Step S04: forming a resistive memory layer along the inner wall of the trench, and forming a vertical conductive electrode on the resistive memory layer.
The method for manufacturing a three-dimensional resistive random access memory according to claim 4, wherein in step S03, when processing the end of the horizontal conductive electrode exposed on the sidewall of the trench, it comprises: first removing the A portion of the horizontal conductive electrode exposed on the sidewall of the trench is formed with a recessed structure on the sidewall of the trench, and then a gate material layer is formed in the recessed structure.
The method for manufacturing a three-dimensional resistive random access memory according to claim 5, wherein a chemical etching or wet etching method is used to remove part of the horizontal conductive electrodes to form a concave structure.
The method for manufacturing a three-dimensional resistive random access memory according to claim 5, wherein an atomic layer deposition method is used to grow a gate material in the recessed structure and the sidewall of the isolation dielectric layer, and then a dry method is used. The gate material on the sidewall of the isolation dielectric layer is removed by etching to form a gate material layer embedded in the concave structure.
The method for manufacturing a three-dimensional resistive random access memory according to claim 7, wherein when dry etching is used to remove the gate material located on the sidewall of the isolation dielectric layer, the isolation dielectric layer and the gate The sidewall surfaces of the material layer are flush.

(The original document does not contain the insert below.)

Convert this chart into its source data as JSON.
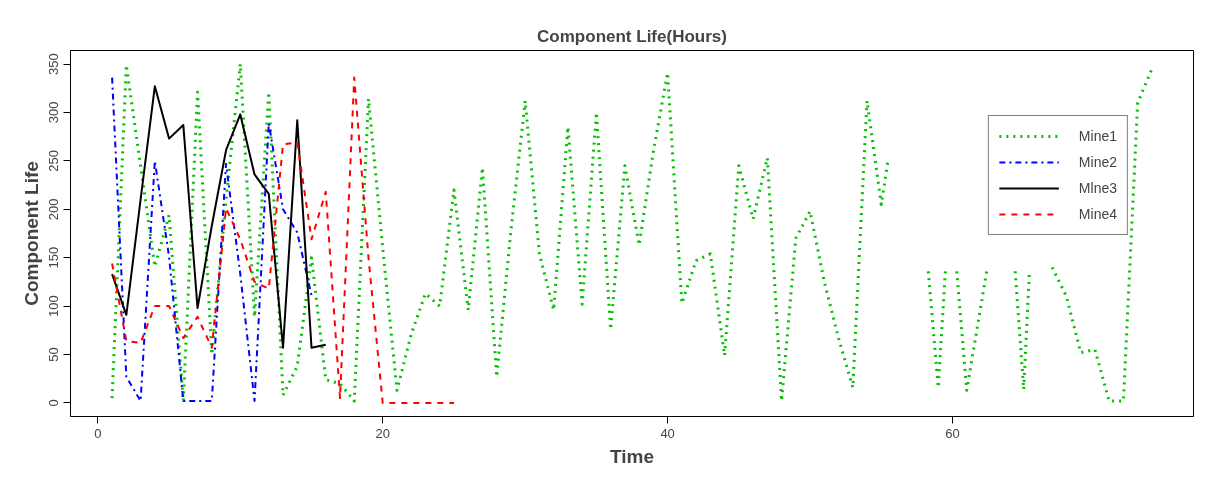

The method for manufacturing a three-dimensional resistive random access memory according to claim 5, wherein an oxidation method is used to oxidize the end of the horizontal conductive electrode exposed in the concave structure to form an oxide layer of the horizontal conductive electrode material , As the gate material layer.
The method for manufacturing a three-dimensional resistive random access memory according to claim 4, wherein in step S01, it further comprises: forming an insulating dielectric layer on the silicon substrate before forming a multilayer horizontal conductive electrode and an isolation dielectric layer, And a protective dielectric layer is formed on the uppermost horizontal conductive electrode.